Romi mengaku sudah membaca secara lengkap putusan MA tersebut. Ia menilai putusan itu tidak menyatakan pengurus PPP hasil Muktamar Jakarta disahkan.
"Setelah membaca 115 halaman putusan kasasi tersebut, tidak ada bunyi lain dari amar putusan serta tidak ada kutipan dari pertimbangan hukum MA yang menyangkut Muktamar Jakarta atau terkait putusan Mahkamah Partai," ucap Romahurmuziy.
Rapimnas PPP hasil Muktamar Surabaya digelar sebagai bagian dari konsolidasi pengurus PPP setelah terbitnya putusan MA mengenai perselisihan kepengurusan.
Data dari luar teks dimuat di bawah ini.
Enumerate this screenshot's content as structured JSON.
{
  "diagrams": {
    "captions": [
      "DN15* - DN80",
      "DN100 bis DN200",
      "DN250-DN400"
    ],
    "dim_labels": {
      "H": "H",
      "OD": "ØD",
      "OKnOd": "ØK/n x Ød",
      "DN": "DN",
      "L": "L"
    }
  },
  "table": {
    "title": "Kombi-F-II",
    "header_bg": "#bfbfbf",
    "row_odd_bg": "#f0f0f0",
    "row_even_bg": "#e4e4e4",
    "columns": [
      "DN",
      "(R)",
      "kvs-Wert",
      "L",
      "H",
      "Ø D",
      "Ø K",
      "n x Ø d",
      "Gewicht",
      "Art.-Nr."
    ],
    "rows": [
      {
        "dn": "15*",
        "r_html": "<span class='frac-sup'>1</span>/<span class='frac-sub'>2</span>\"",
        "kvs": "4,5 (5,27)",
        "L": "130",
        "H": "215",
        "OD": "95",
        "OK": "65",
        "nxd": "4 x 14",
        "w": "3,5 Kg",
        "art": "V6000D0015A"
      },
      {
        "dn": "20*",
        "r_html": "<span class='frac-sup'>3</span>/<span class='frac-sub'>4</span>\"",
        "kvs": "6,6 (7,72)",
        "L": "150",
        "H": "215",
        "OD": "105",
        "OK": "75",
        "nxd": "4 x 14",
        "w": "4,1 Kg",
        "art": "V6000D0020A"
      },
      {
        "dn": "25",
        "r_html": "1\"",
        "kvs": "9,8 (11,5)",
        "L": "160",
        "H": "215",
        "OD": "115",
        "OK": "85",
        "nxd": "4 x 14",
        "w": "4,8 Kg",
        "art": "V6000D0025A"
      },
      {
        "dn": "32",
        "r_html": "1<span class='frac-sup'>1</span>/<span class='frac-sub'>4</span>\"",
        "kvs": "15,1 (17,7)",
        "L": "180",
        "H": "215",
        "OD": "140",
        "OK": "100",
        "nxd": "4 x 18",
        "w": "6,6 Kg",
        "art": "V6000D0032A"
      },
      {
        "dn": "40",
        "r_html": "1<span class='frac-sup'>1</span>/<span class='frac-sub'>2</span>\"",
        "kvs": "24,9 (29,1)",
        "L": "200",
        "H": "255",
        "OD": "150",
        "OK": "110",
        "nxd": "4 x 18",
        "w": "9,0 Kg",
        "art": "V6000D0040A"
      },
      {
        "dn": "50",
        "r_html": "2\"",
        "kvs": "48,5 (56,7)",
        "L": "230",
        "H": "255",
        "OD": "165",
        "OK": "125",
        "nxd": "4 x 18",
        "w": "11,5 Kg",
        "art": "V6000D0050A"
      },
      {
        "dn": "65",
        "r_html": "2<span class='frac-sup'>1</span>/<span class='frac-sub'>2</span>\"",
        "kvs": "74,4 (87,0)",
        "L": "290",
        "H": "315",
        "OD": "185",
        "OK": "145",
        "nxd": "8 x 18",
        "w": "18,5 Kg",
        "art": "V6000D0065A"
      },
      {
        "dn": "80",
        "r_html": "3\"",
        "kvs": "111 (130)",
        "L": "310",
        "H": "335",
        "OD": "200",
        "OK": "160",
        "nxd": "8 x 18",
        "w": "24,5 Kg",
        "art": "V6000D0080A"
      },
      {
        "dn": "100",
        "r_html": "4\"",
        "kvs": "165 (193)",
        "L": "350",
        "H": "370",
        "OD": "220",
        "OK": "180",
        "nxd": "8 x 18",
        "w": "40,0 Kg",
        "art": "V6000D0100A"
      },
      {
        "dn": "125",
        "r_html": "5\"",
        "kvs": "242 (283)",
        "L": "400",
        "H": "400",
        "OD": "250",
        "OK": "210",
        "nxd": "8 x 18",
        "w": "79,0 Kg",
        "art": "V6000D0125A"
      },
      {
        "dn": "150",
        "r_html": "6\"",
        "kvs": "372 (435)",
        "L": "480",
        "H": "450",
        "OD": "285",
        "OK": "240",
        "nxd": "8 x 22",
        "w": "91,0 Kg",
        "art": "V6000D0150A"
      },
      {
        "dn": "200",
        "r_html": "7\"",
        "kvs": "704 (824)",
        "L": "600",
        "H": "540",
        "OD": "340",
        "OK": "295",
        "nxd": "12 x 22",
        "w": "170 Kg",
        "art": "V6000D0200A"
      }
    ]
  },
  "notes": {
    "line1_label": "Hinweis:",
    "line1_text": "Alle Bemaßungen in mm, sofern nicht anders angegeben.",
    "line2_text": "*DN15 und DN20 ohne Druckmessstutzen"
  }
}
Putusan MA tersebut akan dibahas dalam pleno internal dan langkah yang akan diambil akan disampaikan secara resmi pada Kamis, 29 Oktober 2015.
Baca Juga
Putusan MA
Juru Bicara MA Suhadi mengatakan, pihaknya tidak mempunyai kapasitas menentukan dan mengesahkan kepengurusan Golkar dan PPP, melainkan hanya mengabulkan kasasi keduanya yang diajukan kubu Ical dan Djan Faridz.
"Saya tidak menentukan mana yang disahkan kepengurusannya. Yang jelas putusan MA pada 20 Oktober dalam tingkat kasasi dari kedua kasus itu, baik Golkar maupun PPP, memutuskan mengabulkan permohonan pemohon, membatalkan putusan PTUN dan mengadili sendiri yang sama dengan PTUN tingkat I," kata Suhadi di Gedung DPR, Senayan, Jakarta, Kamis 22 Oktober 2015.
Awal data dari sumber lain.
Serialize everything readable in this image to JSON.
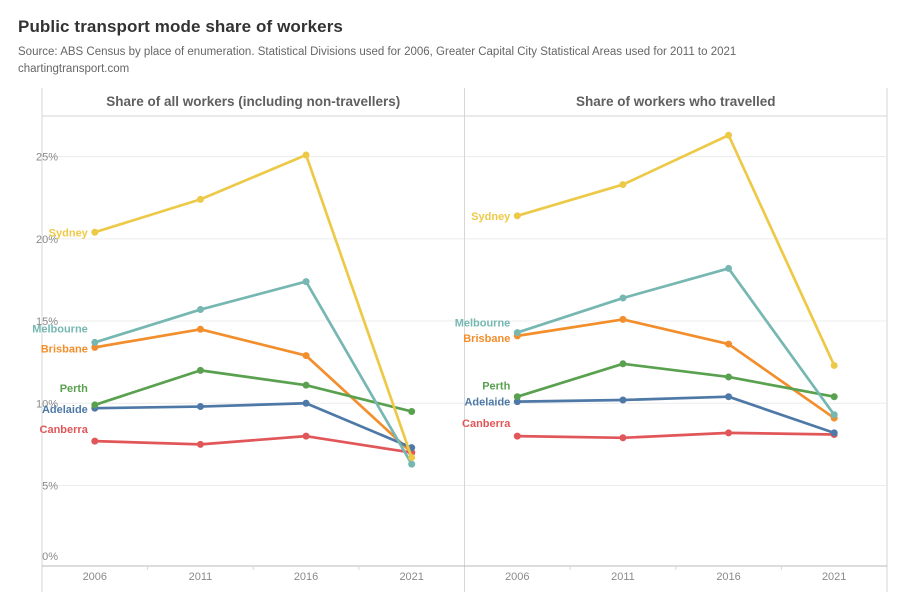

Suhadi menegaskan, pihaknya enggan mengomentari lebih jauh terkait putusan MA untuk Golkar dan ‎PPP tersebut. "Putusan PTUN tingkat I silakan di-print out, lihat isinya apa? Saya tidak ingin komentar isi putusannya.‎ Saya hanya bisa sampaikan informasi MA bahwa itu kedua putusan sudah diputus," tegas dia.
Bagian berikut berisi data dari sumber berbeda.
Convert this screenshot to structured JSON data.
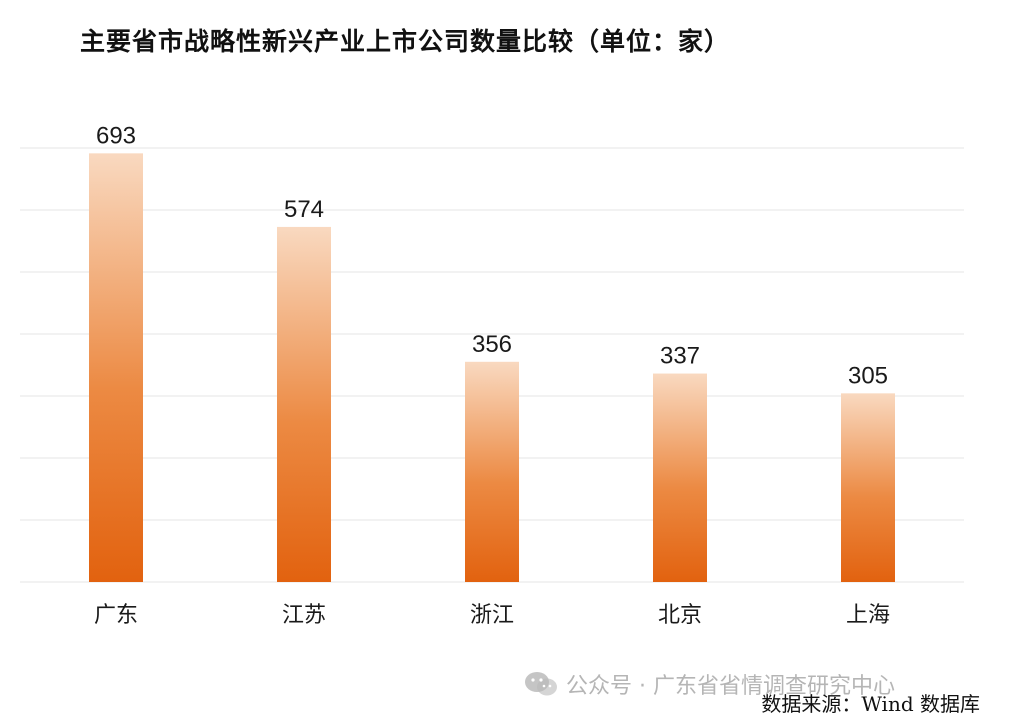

Namun, Suhadi mengatakan, masih terbuka upaya hukum luar biasa dalam kasus dualisme kepengurusan Golkar dan PPP, pasca-putusan MA, jika memang bisa memenuhi persyaratan. "Ada upaya hukum luar biasa kalau bisa memenuhi syarat. Syaratnya adalah adanya novum atau bukti-bukti baru," tandas Suhadi. (Mvi/Ron)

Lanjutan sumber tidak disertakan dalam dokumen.